More than anything, Peter Thiel, the billionaire technology investor and Donald Trump supporter, wants to find a way to escape death. He's channeled millions of dollars into startups working on anti-aging medicine, spends considerable time and money researching therapies for his personal use, and believes society ought to open its mind to life-extension methods that sound weird or unsavory.

Speaking of weird and unsavory, if there's one thing that really excites Thiel, it's the prospect of having younger people's blood transfused into his own veins.

That practice is known as parabiosis, and, according to Thiel, it's a potential biological Fountain of Youth--the closest thing science has discovered to an anti-aging panacea. Research into parabiosis began in the 1950s with crude experiments that involved cutting rats open and stitching their circulatory systems together. After decades languishing on the fringes, it's recently started getting attention from mainstream researchers, with multiple clinical trials underway in humans in the U.S. and even more advanced studies in China and Korea.

Considering the science-fiction promise of parabiosis, the studies have received notably little fanfare. But Thiel has been watching closely.

Thiel and Ambrosia.

In Monterey, California, about 120 miles from San Francisco, a company called Ambrosia recently commenced one of the trials.
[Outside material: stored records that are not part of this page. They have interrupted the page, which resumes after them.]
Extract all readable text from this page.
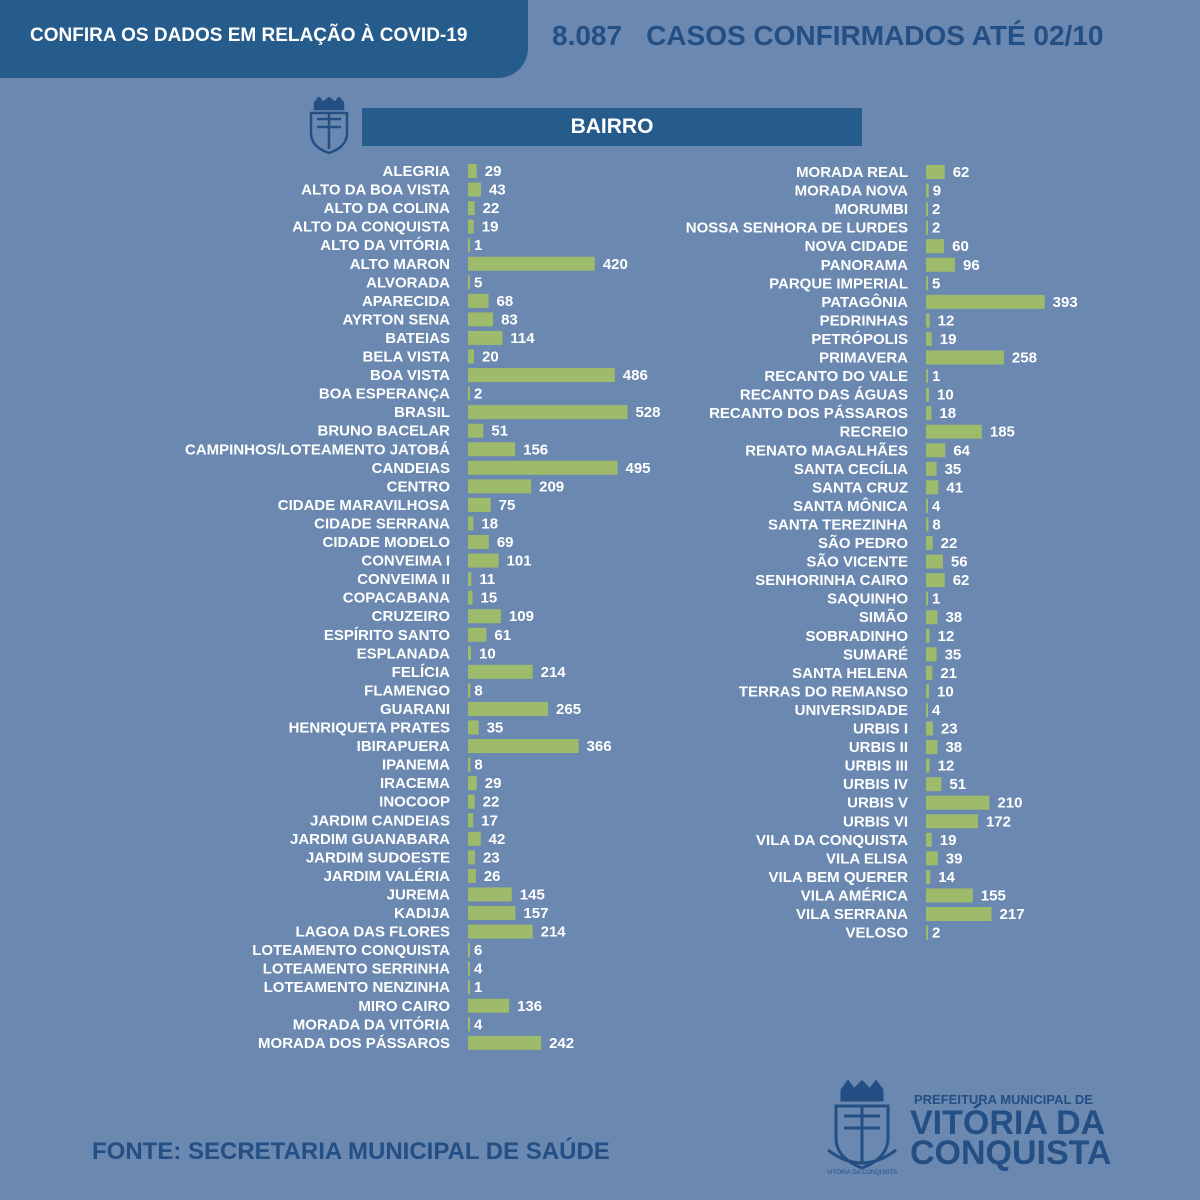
CONFIRA OS DADOS EM RELAÇÃO À COVID-19	8.087 CASOS CONFIRMADOS ATÉ 02/10
BAIRRO
ALEGRIA 29
ALTO DA BOA VISTA	43
ALTO DA COLINA 22
ALTO DA CONQUISTA 19
ALTO DA VITÓRIA 1
ALTO MARON	420
ALVORADA 5
APARECIDA	68
AYRTON SENA	83
BATEIAS	114
BELA VISTA 20
BOA VISTA	486
BOA ESPERANÇA 2
BRASIL	528
BRUNO BACELAR	51
CAMPINHOS/LOTEAMENTO JATOBÁ	156
CANDEIAS	495
CENTRO	209
CIDADE MARAVILHOSA	75
CIDADE SERRANA 18
CIDADE MODELO	69
CONVEIMA I	101
CONVEIMA II 11
COPACABANA 15
CRUZEIRO	109
ESPÍRITO SANTO	61
ESPLANADA 10
FELÍCIA	214
FLAMENGO 8
GUARANI	265
HENRIQUETA PRATES 35
IBIRAPUERA	366
IPANEMA 8
IRACEMA 29
INOCOOP 22
JARDIM CANDEIAS 17
JARDIM GUANABARA	42
JARDIM SUDOESTE 23
JARDIM VALÉRIA 26
JUREMA	145
KADIJA	157
LAGOA DAS FLORES	214
LOTEAMENTO CONQUISTA 6
LOTEAMENTO SERRINHA 4
LOTEAMENTO NENZINHA 1
MIRO CAIRO	136
MORADA DA VITÓRIA 4
MORADA DOS PÁSSAROS	242
MORADA REAL	62
MORADA NOVA 9
MORUMBI 2
NOSSA SENHORA DE LURDES 2
NOVA CIDADE	60
PANORAMA	96
PARQUE IMPERIAL 5
PATAGÔNIA	393
PEDRINHAS 12
PETRÓPOLIS 19
PRIMAVERA	258
RECANTO DO VALE 1
RECANTO DAS ÁGUAS 10
RECANTO DOS PÁSSAROS 18
RECREIO	185
RENATO MAGALHÃES	64
SANTA CECÍLIA 35
SANTA CRUZ	41
SANTA MÔNICA 4
SANTA TEREZINHA 8
SÃO PEDRO 22
SÃO VICENTE	56
SENHORINHA CAIRO	62
SAQUINHO 1
SIMÃO 38
SOBRADINHO 12
SUMARÉ 35
SANTA HELENA 21
TERRAS DO REMANSO 10
UNIVERSIDADE 4
URBIS I 23
URBIS II 38
URBIS III 12
URBIS IV	51
URBIS V	210
URBIS VI	172
VILA DA CONQUISTA 19
VILA ELISA	39
VILA BEM QUERER 14
VILA AMÉRICA	155
VILA SERRANA	217
VELOSO 2
FONTE: SECRETARIA MUNICIPAL DE SAÚDE
VITÓRIA DA CONQUISTA
PREFEITURA MUNICIPAL DE
VITÓRIA DA
CONQUISTA
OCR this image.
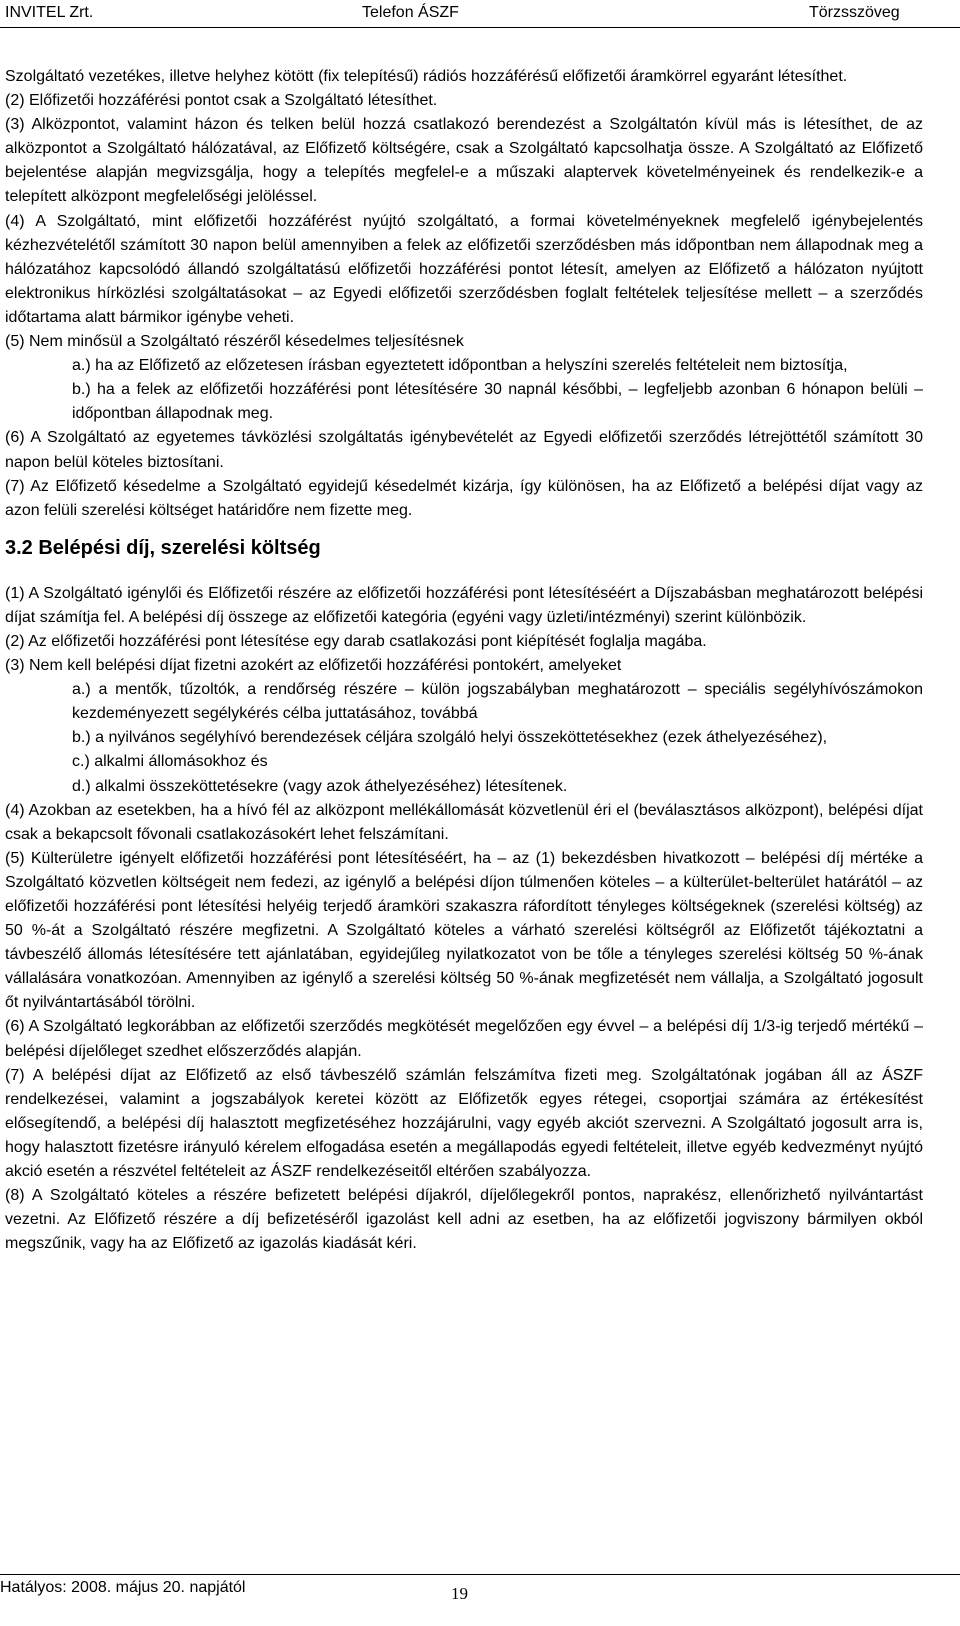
INVITEL Zrt.	Telefon ÁSZF	Törzsszöveg

Szolgáltató vezetékes, illetve helyhez kötött (fix telepítésű) rádiós hozzáférésű előfizetői áramkörrel egyaránt létesíthet.

(2) Előfizetői hozzáférési pontot csak a Szolgáltató létesíthet.

(3) Alközpontot, valamint házon és telken belül hozzá csatlakozó berendezést a Szolgáltatón kívül más is létesíthet, de az alközpontot a Szolgáltató hálózatával, az Előfizető költségére, csak a Szolgáltató kapcsolhatja össze. A Szolgáltató az Előfizető bejelentése alapján megvizsgálja, hogy a telepítés megfelel-e a műszaki alaptervek követelményeinek és rendelkezik-e a telepített alközpont megfelelőségi jelöléssel.

(4) A Szolgáltató, mint előfizetői hozzáférést nyújtó szolgáltató, a formai követelményeknek megfelelő igénybejelentés kézhezvételétől számított 30 napon belül amennyiben a felek az előfizetői szerződésben más időpontban nem állapodnak meg a hálózatához kapcsolódó állandó szolgáltatású előfizetői hozzáférési pontot létesít, amelyen az Előfizető a hálózaton nyújtott elektronikus hírközlési szolgáltatásokat – az Egyedi előfizetői szerződésben foglalt feltételek teljesítése mellett – a szerződés időtartama alatt bármikor igénybe veheti.

(5) Nem minősül a Szolgáltató részéről késedelmes teljesítésnek

a.) ha az Előfizető az előzetesen írásban egyeztetett időpontban a helyszíni szerelés feltételeit nem biztosítja,

b.) ha a felek az előfizetői hozzáférési pont létesítésére 30 napnál későbbi, – legfeljebb azonban 6 hónapon belüli – időpontban állapodnak meg.

(6) A Szolgáltató az egyetemes távközlési szolgáltatás igénybevételét az Egyedi előfizetői szerződés létrejöttétől számított 30 napon belül köteles biztosítani.

(7) Az Előfizető késedelme a Szolgáltató egyidejű késedelmét kizárja, így különösen, ha az Előfizető a belépési díjat vagy az azon felüli szerelési költséget határidőre nem fizette meg.

3.2 Belépési díj, szerelési költség

(1) A Szolgáltató igénylői és Előfizetői részére az előfizetői hozzáférési pont létesítéséért a Díjszabásban meghatározott belépési díjat számítja fel. A belépési díj összege az előfizetői kategória (egyéni vagy üzleti/intézményi) szerint különbözik.

(2) Az előfizetői hozzáférési pont létesítése egy darab csatlakozási pont kiépítését foglalja magába.

(3) Nem kell belépési díjat fizetni azokért az előfizetői hozzáférési pontokért, amelyeket

a.) a mentők, tűzoltók, a rendőrség részére – külön jogszabályban meghatározott – speciális segélyhívószámokon kezdeményezett segélykérés célba juttatásához, továbbá

b.) a nyilvános segélyhívó berendezések céljára szolgáló helyi összeköttetésekhez (ezek áthelyezéséhez),

c.) alkalmi állomásokhoz és

d.) alkalmi összeköttetésekre (vagy azok áthelyezéséhez) létesítenek.

(4) Azokban az esetekben, ha a hívó fél az alközpont mellékállomását közvetlenül éri el (beválasztásos alközpont), belépési díjat csak a bekapcsolt fővonali csatlakozásokért lehet felszámítani.

(5) Külterületre igényelt előfizetői hozzáférési pont létesítéséért, ha – az (1) bekezdésben hivatkozott – belépési díj mértéke a Szolgáltató közvetlen költségeit nem fedezi, az igénylő a belépési díjon túlmenően köteles – a külterület-belterület határától – az előfizetői hozzáférési pont létesítési helyéig terjedő áramköri szakaszra ráfordított tényleges költségeknek (szerelési költség) az 50 %-át a Szolgáltató részére megfizetni. A Szolgáltató köteles a várható szerelési költségről az Előfizetőt tájékoztatni a távbeszélő állomás létesítésére tett ajánlatában, egyidejűleg nyilatkozatot von be tőle a tényleges szerelési költség 50 %-ának vállalására vonatkozóan. Amennyiben az igénylő a szerelési költség 50 %-ának megfizetését nem vállalja, a Szolgáltató jogosult őt nyilvántartásából törölni.

(6) A Szolgáltató legkorábban az előfizetői szerződés megkötését megelőzően egy évvel – a belépési díj 1/3-ig terjedő mértékű – belépési díjelőleget szedhet előszerződés alapján.

(7) A belépési díjat az Előfizető az első távbeszélő számlán felszámítva fizeti meg. Szolgáltatónak jogában áll az ÁSZF rendelkezései, valamint a jogszabályok keretei között az Előfizetők egyes rétegei, csoportjai számára az értékesítést elősegítendő, a belépési díj halasztott megfizetéséhez hozzájárulni, vagy egyéb akciót szervezni. A Szolgáltató jogosult arra is, hogy halasztott fizetésre irányuló kérelem elfogadása esetén a megállapodás egyedi feltételeit, illetve egyéb kedvezményt nyújtó akció esetén a részvétel feltételeit az ÁSZF rendelkezéseitől eltérően szabályozza.

(8) A Szolgáltató köteles a részére befizetett belépési díjakról, díjelőlegekről pontos, naprakész, ellenőrizhető nyilvántartást vezetni. Az Előfizető részére a díj befizetéséről igazolást kell adni az esetben, ha az előfizetői jogviszony bármilyen okból megszűnik, vagy ha az Előfizető az igazolás kiadását kéri.

Hatályos: 2008. május 20. napjától	19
Titled "Young Donor Plasma Transfusion and Age-Related Biomarkers," it has a simple protocol: Healthy participants aged 35 and older get a transfusion of blood plasma from donors under 25, and researchers monitor their blood over the next two years for molecular indicators of health and aging. The study is patient-funded; participants, who range in age from late 30s through 80s, must pay $8,000 to take part, and live in or travel to Monterey for treatments and follow-up assessments.